Тонкий серп луны частично скрылся за густыми облаками, и Расселл, включив фары дальнего света, медленно ехал по грунтовой дороге. Я заметила, как мы миновали убегавшую налево дорожку к дому Амалии.
– Расселл, – спросила я, – тебе неприятно, когда мы называем дом Амалии «невольничьей хижиной»?
В темноте салона я едва различала его лицо, но мне показалось, что я увидела промельк белозубой улыбки.
– Раз уж ты спросила, – ответил он, – то да, неприятно. Заметь, что твой папа никогда его так не называет. Как и твоя мама, и сама Амалия.
– А откуда же я тогда узнала, как он называется? – озадаченно спросила я, осознав, что он прав. Мама и папа никогда не использовали этого названия.
– Ну уж, не мне называть имена соучастников, – усмехнулся он.
«От бабули, – подумала я, – от тетушек, дядюшек и их отпрысков».
– Извини, – сказала я, – я не буду больше пользоваться этим названием.

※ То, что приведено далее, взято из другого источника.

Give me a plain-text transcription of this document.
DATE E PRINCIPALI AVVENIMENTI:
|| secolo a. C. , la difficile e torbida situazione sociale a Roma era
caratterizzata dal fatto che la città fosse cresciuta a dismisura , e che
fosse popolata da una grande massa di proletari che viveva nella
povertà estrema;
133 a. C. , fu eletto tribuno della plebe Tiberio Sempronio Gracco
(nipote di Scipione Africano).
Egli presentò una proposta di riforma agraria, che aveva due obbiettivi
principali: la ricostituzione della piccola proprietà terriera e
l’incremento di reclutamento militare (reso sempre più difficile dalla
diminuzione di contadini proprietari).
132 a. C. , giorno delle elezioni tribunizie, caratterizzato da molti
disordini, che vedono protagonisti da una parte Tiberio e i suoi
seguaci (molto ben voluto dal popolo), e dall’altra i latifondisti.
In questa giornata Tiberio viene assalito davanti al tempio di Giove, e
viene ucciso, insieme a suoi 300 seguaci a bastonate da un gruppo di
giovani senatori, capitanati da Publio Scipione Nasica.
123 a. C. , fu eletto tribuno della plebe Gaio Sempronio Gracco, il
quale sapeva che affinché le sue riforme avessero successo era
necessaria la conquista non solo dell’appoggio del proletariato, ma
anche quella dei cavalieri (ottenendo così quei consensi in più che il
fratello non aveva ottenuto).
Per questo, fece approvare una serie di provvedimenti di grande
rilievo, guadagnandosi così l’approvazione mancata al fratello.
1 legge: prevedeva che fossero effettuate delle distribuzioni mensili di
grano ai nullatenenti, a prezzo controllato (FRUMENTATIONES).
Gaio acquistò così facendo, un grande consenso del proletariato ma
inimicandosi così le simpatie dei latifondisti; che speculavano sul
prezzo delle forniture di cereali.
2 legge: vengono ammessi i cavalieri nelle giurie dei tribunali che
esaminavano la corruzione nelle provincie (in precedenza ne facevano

– Благодарю. – Он повернул ко мне голову, и на сей раз я определенно увидела его улыбку. Вновь сосредоточившись на дороге, он добавил: – Я бывал в некоторых так называемых невольничьих хижинах.
– Что ты имеешь в виду?
– Бревенчатую хижину в окрестностях Хендерсонвилля.

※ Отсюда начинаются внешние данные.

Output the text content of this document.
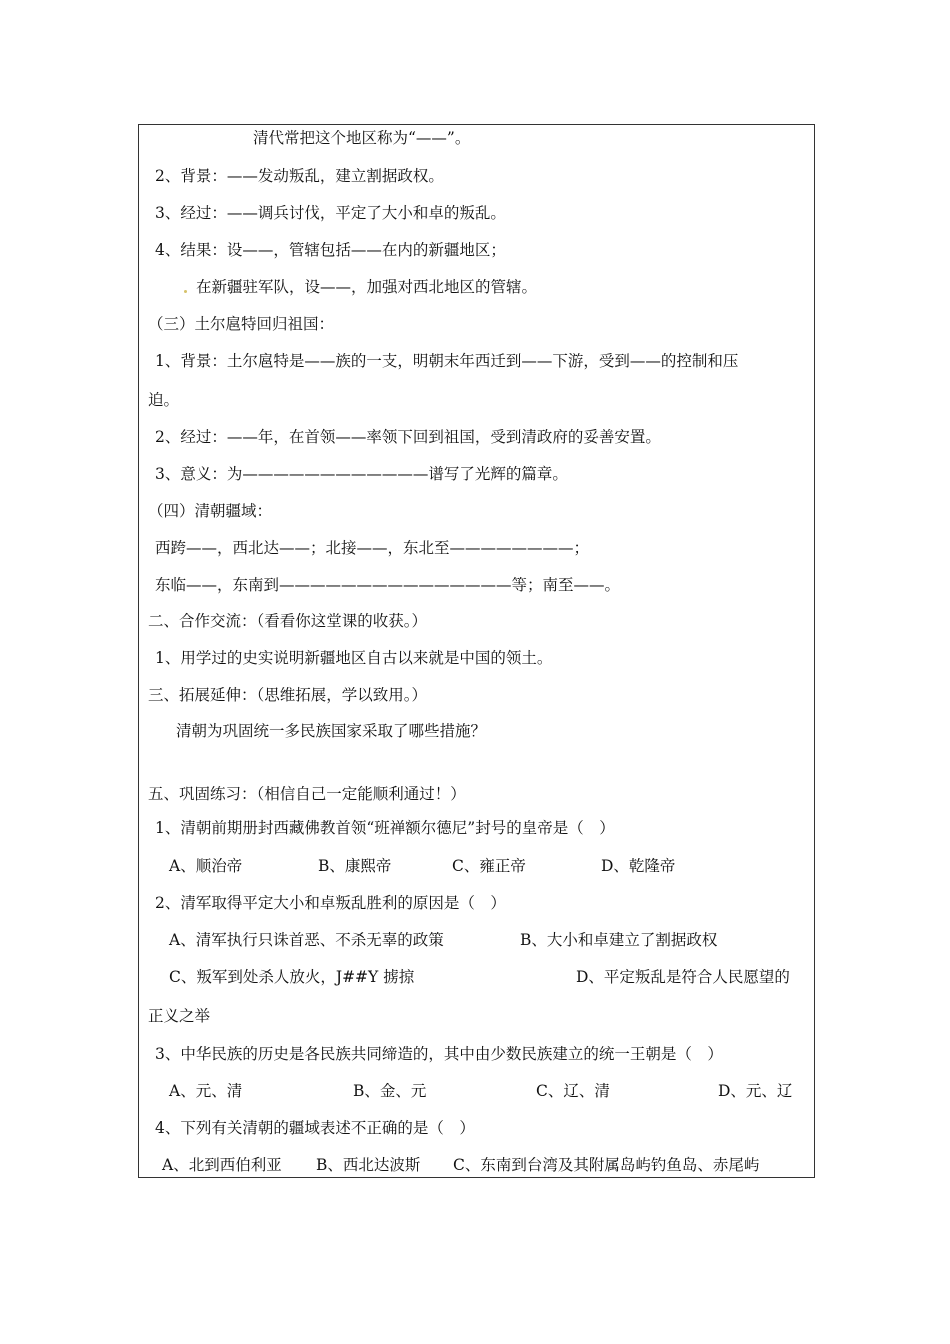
清代常把这个地区称为“——”。
2、背景：——发动叛乱，建立割据政权。
3、经过：——调兵讨伐，平定了大小和卓的叛乱。
4、结果：设——，管辖包括——在内的新疆地区；
在新疆驻军队，设——，加强对西北地区的管辖。
（三）土尔扈特回归祖国：
1、背景：土尔扈特是——族的一支，明朝末年西迁到——下游，受到——的控制和压
迫。
2、经过：——年，在首领——率领下回到祖国，受到清政府的妥善安置。
3、意义：为————————————谱写了光辉的篇章。
（四）清朝疆域：
西跨——，西北达——；北接——，东北至————————；
东临——，东南到———————————————等；南至——。
二、合作交流：（看看你这堂课的收获。）
1、用学过的史实说明新疆地区自古以来就是中国的领土。
三、拓展延伸：（思维拓展，学以致用。）
清朝为巩固统一多民族国家采取了哪些措施？
五、巩固练习：（相信自己一定能顺利通过！）
1、清朝前期册封西藏佛教首领“班禅额尔德尼”封号的皇帝是（　）
A、顺治帝	B、康熙帝	C、雍正帝	D、乾隆帝
2、清军取得平定大小和卓叛乱胜利的原因是（　）
A、清军执行只诛首恶、不杀无辜的政策	B、大小和卓建立了割据政权
C、叛军到处杀人放火，J##Y 掳掠	D、平定叛乱是符合人民愿望的
正义之举
3、中华民族的历史是各民族共同缔造的，其中由少数民族建立的统一王朝是（　）
A、元、清	B、金、元	C、辽、清	D、元、辽
4、下列有关清朝的疆域表述不正确的是（　）
A、北到西伯利亚 B、西北达波斯 C、东南到台湾及其附属岛屿钓鱼岛、赤尾屿
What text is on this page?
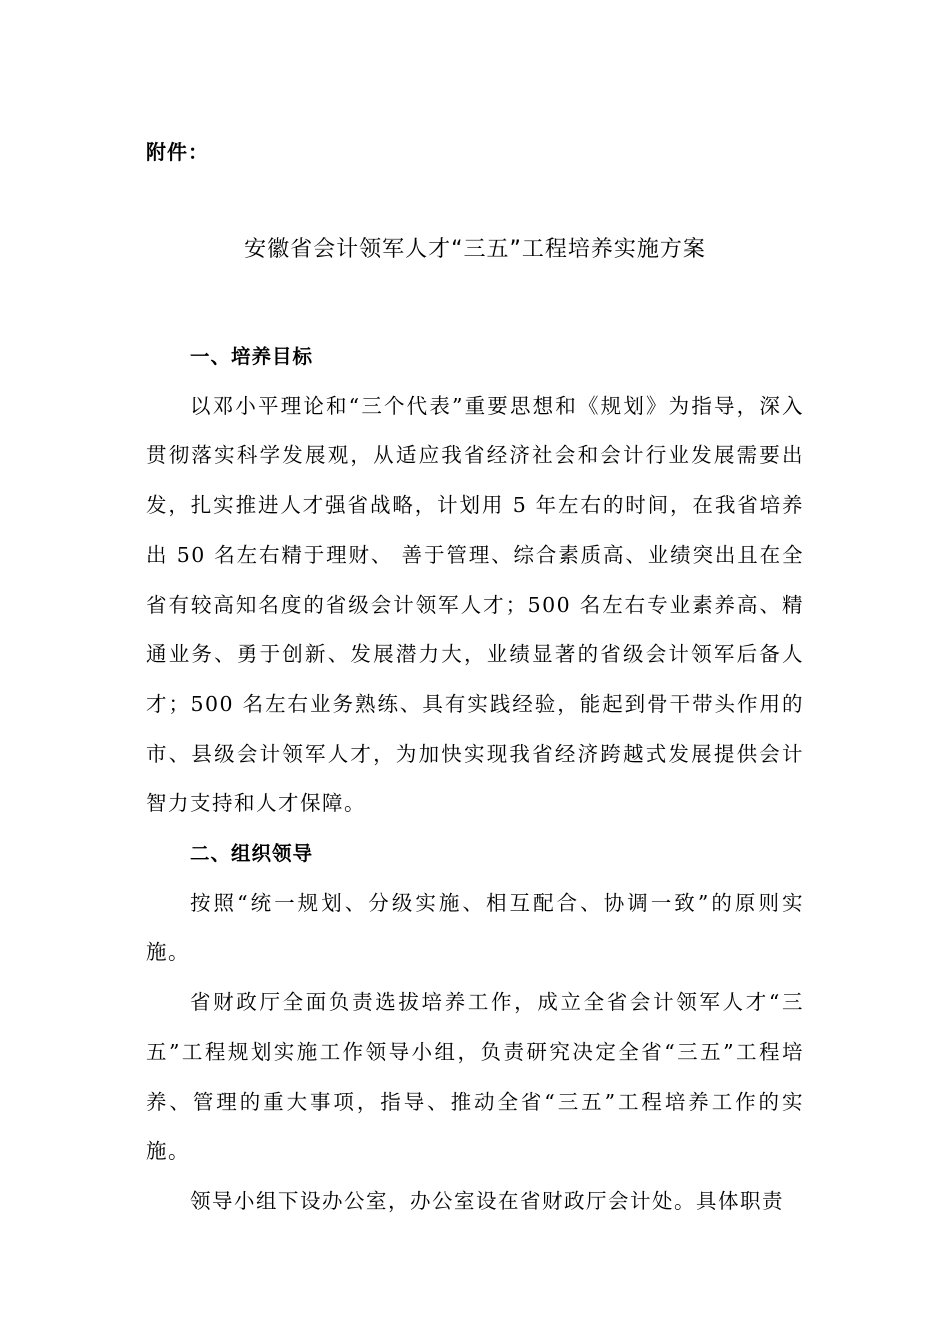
附件：
安徽省会计领军人才“三五”工程培养实施方案

一、培养目标

以邓小平理论和“三个代表”重要思想和《规划》为指导，深入贯彻落实科学发展观，从适应我省经济社会和会计行业发展需要出发，扎实推进人才强省战略，计划用 5 年左右的时间，在我省培养出 50 名左右精于理财、 善于管理、综合素质高、业绩突出且在全省有较高知名度的省级会计领军人才；500 名左右专业素养高、精通业务、勇于创新、发展潜力大，业绩显著的省级会计领军后备人才；500 名左右业务熟练、具有实践经验，能起到骨干带头作用的市、县级会计领军人才，为加快实现我省经济跨越式发展提供会计智力支持和人才保障。

二、组织领导

按照“统一规划、分级实施、相互配合、协调一致”的原则实施。

省财政厅全面负责选拔培养工作，成立全省会计领军人才“三五”工程规划实施工作领导小组，负责研究决定全省“三五”工程培养、管理的重大事项，指导、推动全省“三五”工程培养工作的实施。

领导小组下设办公室，办公室设在省财政厅会计处。具体职责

– В том городе живут твои родные, – вспомнила я, он и раньше упоминал при мне Хендерсонвилль.
– Правильно. В западной части Северной Каролины было мало рабов, поскольку там не особо занимались сельским хозяйством, – пояснил он. – Но мой прапрапрадедушка вместе с пятью собратьями по несчастью числился собственностью одного богача из Хендерсонвилля. Они обслуживали главным образом большой дом и конюшню и с моим пращуром еще обращались лучше всего. – Он глянул на меня. – Может, догадаешься почему?

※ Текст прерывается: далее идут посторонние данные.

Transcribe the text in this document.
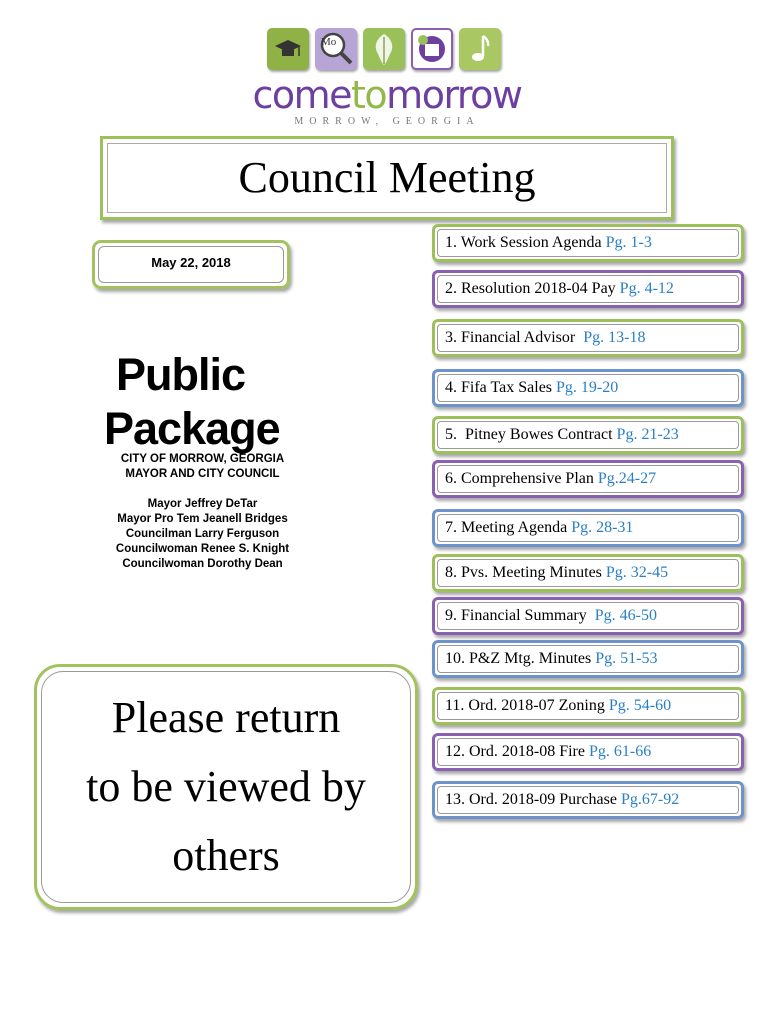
Mo
cometomorrow
MORROW, GEORGIA
Council Meeting
May 22, 2018
Public
Package
CITY OF MORROW, GEORGIA
MAYOR AND CITY COUNCIL
Mayor Jeffrey DeTar
Mayor Pro Tem Jeanell Bridges
Councilman Larry Ferguson
Councilwoman Renee S. Knight
Councilwoman Dorothy Dean
Please return
to be viewed by
others
1. Work Session Agenda Pg. 1-3
2. Resolution 2018-04 Pay Pg. 4-12
3. Financial Advisor  Pg. 13-18
4. Fifa Tax Sales Pg. 19-20
5.  Pitney Bowes Contract Pg. 21-23
6. Comprehensive Plan Pg.24-27
7. Meeting Agenda Pg. 28-31
8. Pvs. Meeting Minutes Pg. 32-45
9. Financial Summary  Pg. 46-50
10. P&Z Mtg. Minutes Pg. 51-53
11. Ord. 2018-07 Zoning Pg. 54-60
12. Ord. 2018-08 Fire Pg. 61-66
13. Ord. 2018-09 Purchase Pg.67-92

– Потому что он лучше всех работал?
– Нет, вряд ли, – со смехом ответил он и, вдоволь насмеявшись, наконец добавил: – История гласит, что он был сыном хозяина.
– Сыном?.. Ого, круто! – потрясенно воскликнула я.
– Его научили читать и писать, практически нарушив закон, но к счастью для его собратьев, поскольку все мы поняли, как важно получить образование. Когда мой прапрапрадедушка освободился от рабства, то хозяин отписал ему ту самую невольничью хижину и тридцать акров земли. Поэтому у нас там есть родовое гнездо, прямо как у вас здесь, только поменьше. Моя мама и сестры, тети и дядя – все живут там. Я появился на свет в одной из тех хижин. – Он опять глянул на меня и добавил: – Хотя мы никогда не называли ее «невольничьей хижиной», мы называли ее домом.
Я попыталась представить, что Расселл вырос в Моррисон-ридже – типичном родовом гнезде, совсем как его собственное.
– Твоему прапрапрадедушке очень повезло, – заметила я, размышляя, как же обращались с другими рабами.
– Да, ему крупно повезло, – согласился Расселл и, помолчав, добавил: – А вот его маме, вероятно, не очень.
Я не сразу поняла, что он имеет в виду, а когда в итоге догадалась, не знала, что и сказать. Мы подъехали к Адскому провалу, и Расселл переключился на первую передачу. Я дождалась, когда мы закончим спуск, чтобы сменить тему на ту, что тяжким грузом лежала у меня на душе.